Quando o patrão é uma plataforma…
Os silêncios ou a passividade do Governo e das entidades fiscalizadoras só podem ser entendidas como cumplicidade e conivência com a continuidade das práticas laborais das plataformas digitais.
O José é estafeta. Trabalha de bicicleta, percorrendo uma média de 40km por dia, seis dias por semana. Trabalha entre dez e 12 horas diárias, alguns dias ganha 30-35 euros e outros menos de dez euros, trabalhando o mesmo número de horas. A empresa para a qual o José trabalha atrasa-se muitas vezes a fazer o pagamento a trabalhadores como ele e a sua continuidade neste trabalho, bem como o valor que recebe por cada uma das entregas, depende da avaliação que, através de um clique, um cliente da plataforma pode fazer e de algoritmos que não conhece nem consegue controlar. Muitas vezes, as razões para uma má avaliação ou insatisfação não dependem de quem, como o José, apenas faz a entrega.
Apesar das precárias condições em que trabalha o José, se, por alguma razão, ficar doente, não tem direito à protecção na doença; se tiver um acidente de trabalho e não tiver adquirido um seguro pessoal, não tem qualquer apoio; se for pai, não tem direito à protecção na parentalidade, não podendo gozar de dias remunerados para estar com a sua família; se o José desejar tirar férias, pode fazê-lo, mas sabe que serão dias em que não trabalha e que, portanto, também não recebe.
O José é trabalhador da Ubereats, mas podia igualmente ser da Glovo, da Bolt ou de outra plataforma. A sua realidade é a mesma da de outros tantos Josés que trabalham para as ditas plataformas digitais. Como estafetas, motoristas, e cada vez mais outras profissões.
E se agora eu disser ao leitor que estas práticas são sancionadas pelo Código do Trabalho? Se disser que a nossa lei considera o José e todos os outros como trabalhadores por conta de outrem, com direito a serem protegidos na parentalidade, na doença, com direito a férias pagas e a subsídios de férias e de Natal?
Perante esta realidade, quer da degradante e precária situação em que vivem estes trabalhadores, quer da existência de leis que os protegem, assim sejam aplicadas, os silêncios ou a passividade do Governo e das entidades fiscalizadoras só podem ser entendidas como cumplicidade e conivência com a continuidade destas práticas laborais, sem o reconhecimento do vínculo de trabalho permanente destes trabalhadores à empresa gestora da plataforma digital. E, claro, não promover alterações na lei que, independentemente das justificações, criem equívocos ou fragilizem de alguma forma os direitos destes trabalhadores.
Vale a pena recordar os chamados Uber Files que expõem a promiscuidade entre o poder económico e o poder político, no que diz respeito às plataformas digitais.
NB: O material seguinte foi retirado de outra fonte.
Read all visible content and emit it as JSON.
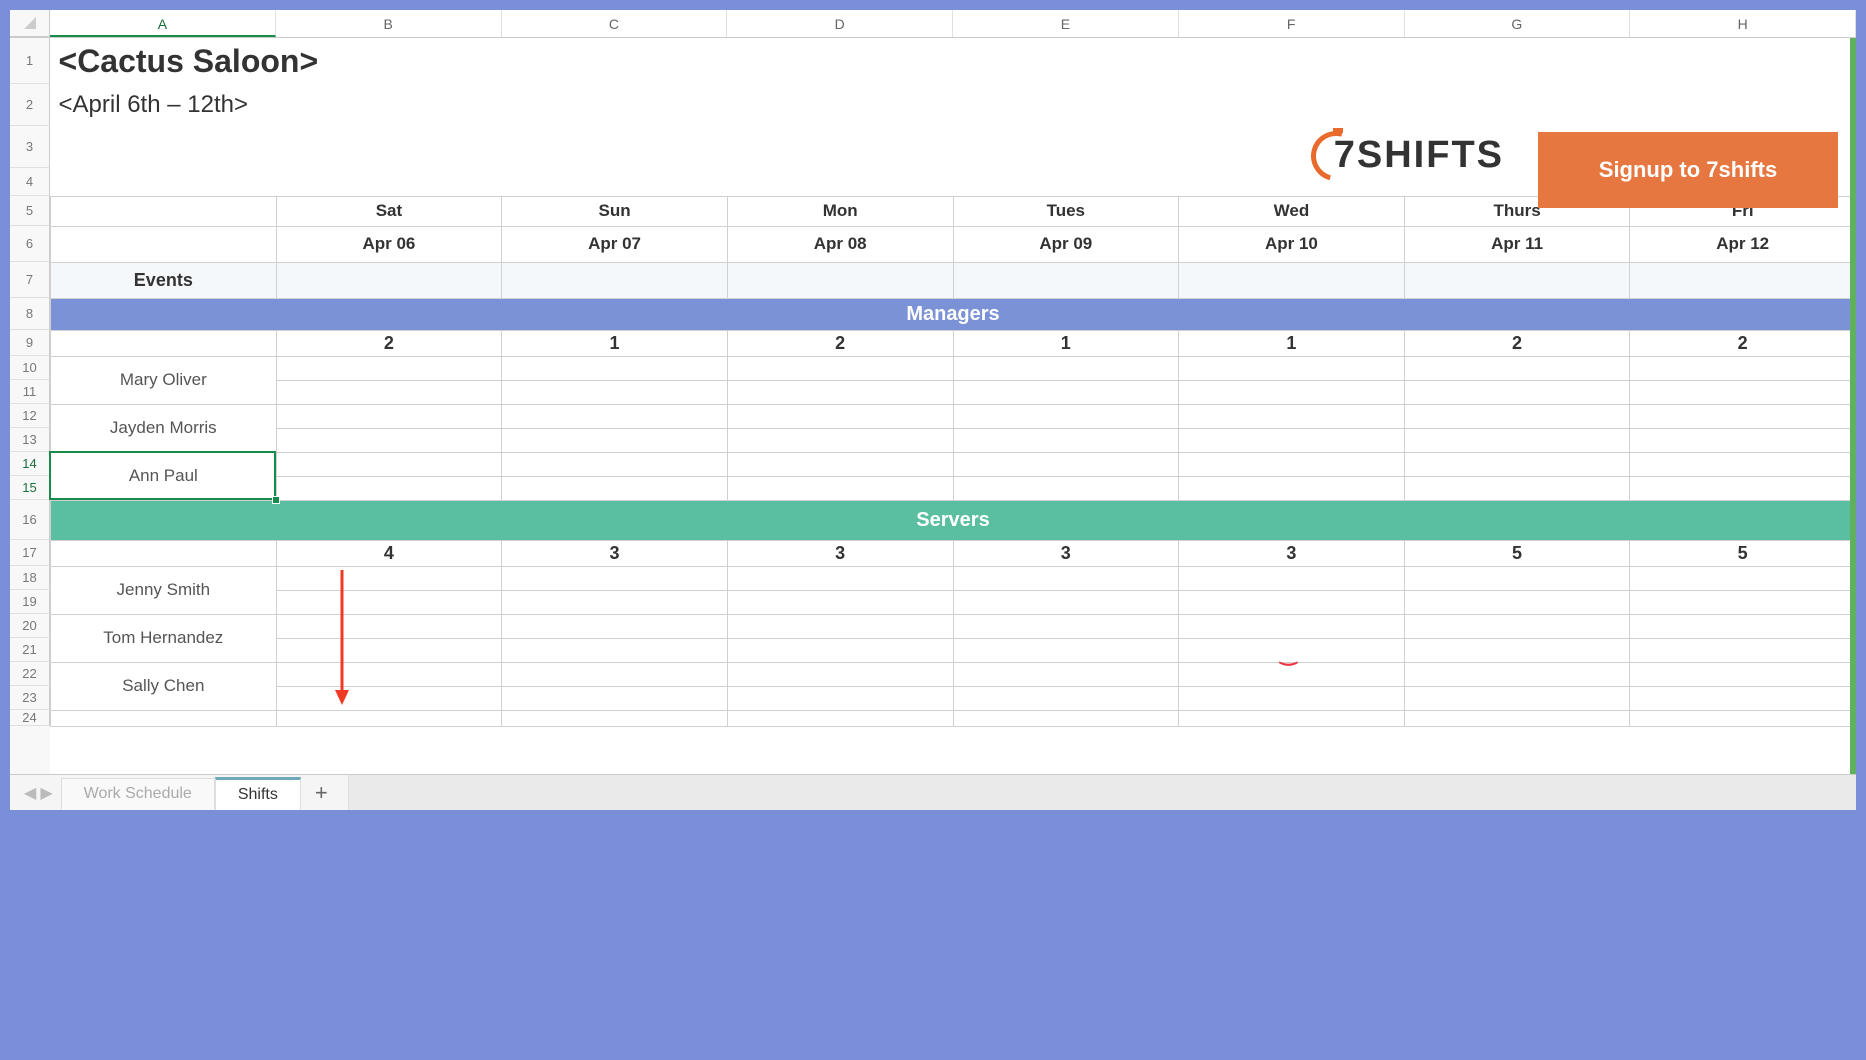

As informações que vieram a público em Julho de 2022 mostram a “influência” exercida pela empresa multinacional de plataforma Uber junto de uma série de responsáveis governamentais dos Estados-membros e das instituições da União Europeia (UE), processo que ainda não foi clarificado.
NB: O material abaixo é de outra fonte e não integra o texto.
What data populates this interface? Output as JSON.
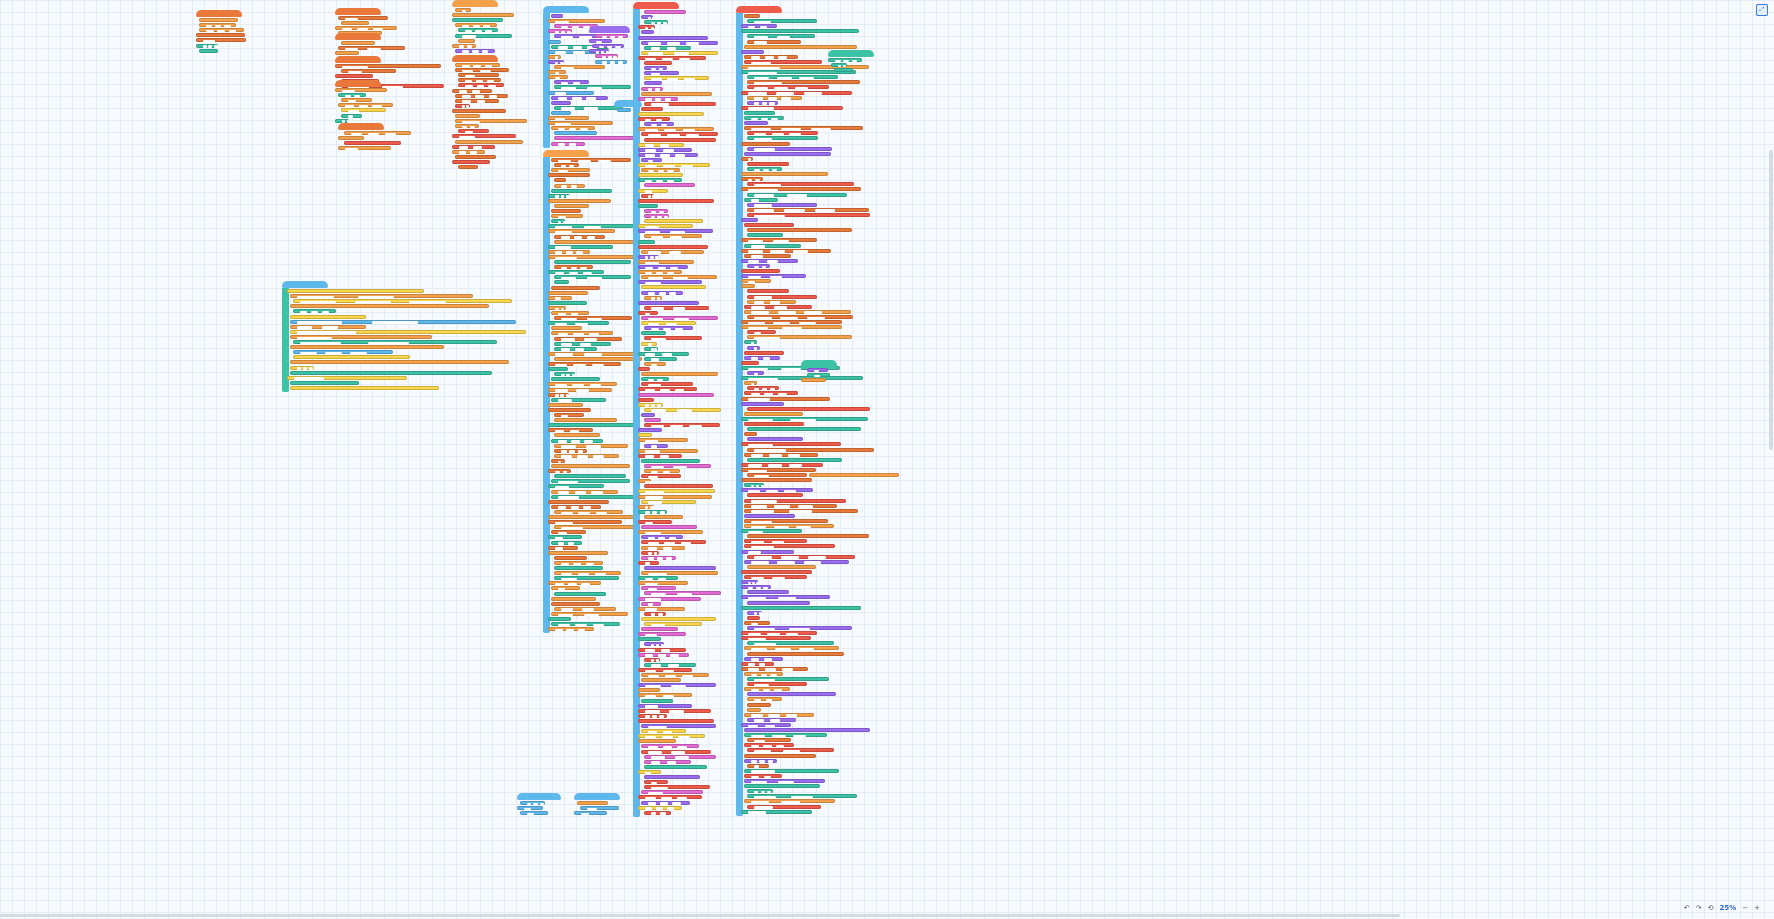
{
  "workspace": {
    "palette": {
      "orange": "#f5a04a",
      "orange_dark": "#e8793a",
      "red": "#ef5b4b",
      "teal": "#3cc3a6",
      "blue": "#5fb8ec",
      "purple": "#9a6cf0",
      "pink": "#e36bd4",
      "yellow": "#f9d64c",
      "green": "#5ac26a"
    },
    "icons": {
      "fullscreen": "fullscreen-icon",
      "zoom_out": "zoom-out-icon",
      "zoom_in": "zoom-in-icon",
      "reset": "reset-icon"
    }
  },
  "toolbar": {
    "zoom_level": "25%",
    "zoom_out_glyph": "−",
    "zoom_in_glyph": "+",
    "reset_glyph": "⟲",
    "fullscreen_glyph": "⤢"
  }
}
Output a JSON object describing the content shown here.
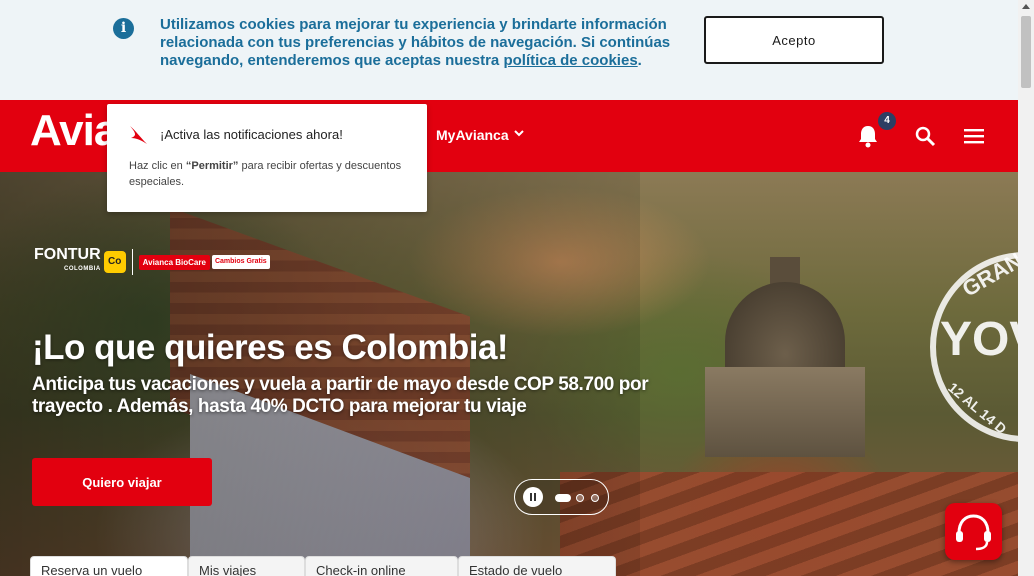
{
  "cookie": {
    "text": "Utilizamos cookies para mejorar tu experiencia y brindarte información relacionada con tus preferencias y hábitos de navegación. Si continúas navegando, entenderemos que aceptas nuestra ",
    "link": "política de cookies",
    "after": ".",
    "accept_label": "Acepto"
  },
  "header": {
    "logo": "Avianca",
    "myavianca": "MyAvianca",
    "notification_count": "4"
  },
  "notification_popup": {
    "title": "¡Activa las notificaciones ahora!",
    "body_pre": "Haz clic en ",
    "body_strong": "“Permitir”",
    "body_post": " para recibir ofertas y descuentos especiales."
  },
  "hero": {
    "partner_fontur": "FONTUR",
    "partner_fontur_sub": "COLOMBIA",
    "partner_co": "Co",
    "partner_biocare": "Avianca BioCare",
    "partner_gratis": "Cambios Gratis",
    "title": "¡Lo que quieres es Colombia!",
    "subtitle": "Anticipa tus vacaciones y vuela a partir de mayo desde COP 58.700 por trayecto . Además, hasta 40% DCTO para mejorar tu viaje",
    "cta": "Quiero viajar",
    "stamp_top": "GRAN",
    "stamp_main": "YOV",
    "stamp_small": "12 AL 14 D"
  },
  "tabs": [
    {
      "label": "Reserva un vuelo"
    },
    {
      "label": "Mis viajes"
    },
    {
      "label": "Check-in online"
    },
    {
      "label": "Estado de vuelo"
    }
  ],
  "colors": {
    "brand_red": "#e2000f",
    "cookie_blue": "#1b6e9a"
  },
  "icons": [
    "info-icon",
    "chevron-down-icon",
    "bell-icon",
    "search-icon",
    "hamburger-menu-icon",
    "pause-icon",
    "headset-help-icon"
  ]
}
Mais do que a Directiva relativa à melhoria das condições de trabalho nas plataformas digitais, que está em negociação nas instituições da UE, o que importa é a aplicação das leis nacionais e a salvaguarda da protecção dos trabalhadores, impedindo a precariedade que caracteriza o sector. Em vários países, há situações de condenação das plataformas face aos atropelos às leis laborais nacionais e há exemplos da protecção dos trabalhadores enquadrando-os como trabalhadores por conta de outrem.
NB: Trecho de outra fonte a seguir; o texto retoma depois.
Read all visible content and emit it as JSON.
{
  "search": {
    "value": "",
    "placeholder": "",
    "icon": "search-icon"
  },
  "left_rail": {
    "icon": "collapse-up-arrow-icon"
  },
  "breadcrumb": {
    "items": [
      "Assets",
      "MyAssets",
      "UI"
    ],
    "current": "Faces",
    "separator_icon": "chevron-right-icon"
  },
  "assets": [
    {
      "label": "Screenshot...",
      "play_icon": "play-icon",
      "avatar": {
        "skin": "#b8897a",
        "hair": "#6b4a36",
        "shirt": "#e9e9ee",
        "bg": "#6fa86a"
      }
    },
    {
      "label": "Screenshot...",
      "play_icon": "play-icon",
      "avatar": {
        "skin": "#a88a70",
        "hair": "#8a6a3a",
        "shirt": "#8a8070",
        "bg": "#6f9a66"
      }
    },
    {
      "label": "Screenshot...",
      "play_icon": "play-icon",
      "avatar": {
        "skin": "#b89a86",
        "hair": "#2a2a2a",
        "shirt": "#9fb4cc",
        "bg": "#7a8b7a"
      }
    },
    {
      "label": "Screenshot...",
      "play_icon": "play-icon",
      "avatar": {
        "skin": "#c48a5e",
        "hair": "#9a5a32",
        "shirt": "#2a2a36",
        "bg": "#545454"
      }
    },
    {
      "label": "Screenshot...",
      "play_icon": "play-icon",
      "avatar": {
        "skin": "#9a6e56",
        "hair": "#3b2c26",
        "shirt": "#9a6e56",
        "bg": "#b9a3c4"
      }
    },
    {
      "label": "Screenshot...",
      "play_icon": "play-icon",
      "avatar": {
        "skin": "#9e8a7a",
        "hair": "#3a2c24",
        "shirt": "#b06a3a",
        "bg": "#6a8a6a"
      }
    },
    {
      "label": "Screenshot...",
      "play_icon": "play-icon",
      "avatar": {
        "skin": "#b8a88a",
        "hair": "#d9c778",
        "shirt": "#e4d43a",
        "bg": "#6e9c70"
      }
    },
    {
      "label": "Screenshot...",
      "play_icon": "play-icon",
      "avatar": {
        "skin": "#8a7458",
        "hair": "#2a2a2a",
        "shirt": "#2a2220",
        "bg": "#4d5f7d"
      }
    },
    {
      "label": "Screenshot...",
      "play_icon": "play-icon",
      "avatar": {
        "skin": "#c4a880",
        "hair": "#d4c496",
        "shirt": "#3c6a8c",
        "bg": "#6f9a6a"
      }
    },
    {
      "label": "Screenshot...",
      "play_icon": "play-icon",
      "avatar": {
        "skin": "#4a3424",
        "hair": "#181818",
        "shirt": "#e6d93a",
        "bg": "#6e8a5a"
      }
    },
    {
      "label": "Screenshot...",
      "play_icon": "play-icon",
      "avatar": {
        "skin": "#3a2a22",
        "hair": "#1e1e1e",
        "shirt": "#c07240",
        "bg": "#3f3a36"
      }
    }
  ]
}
Esta Directiva será inconsequente se não houver vontade política e os governos dos diferentes países não disponibilizarem os meios, assegurando as condições para fiscalizar e fazer cumprir a lei e para os trabalhadores fazerem valer os seus direitos. E se a desregulação, liberalização e precariedade continuarem a ser promovidas por políticas no âmbito da UE que encaram as novas tecnologias como uma renovada e “moderna “oportunidade para o aumento da exploração, a acumulação de lucros por parte das multinacionais, a destruição de direitos dos trabalhadores e a imposição de retrocessos civilizacionais.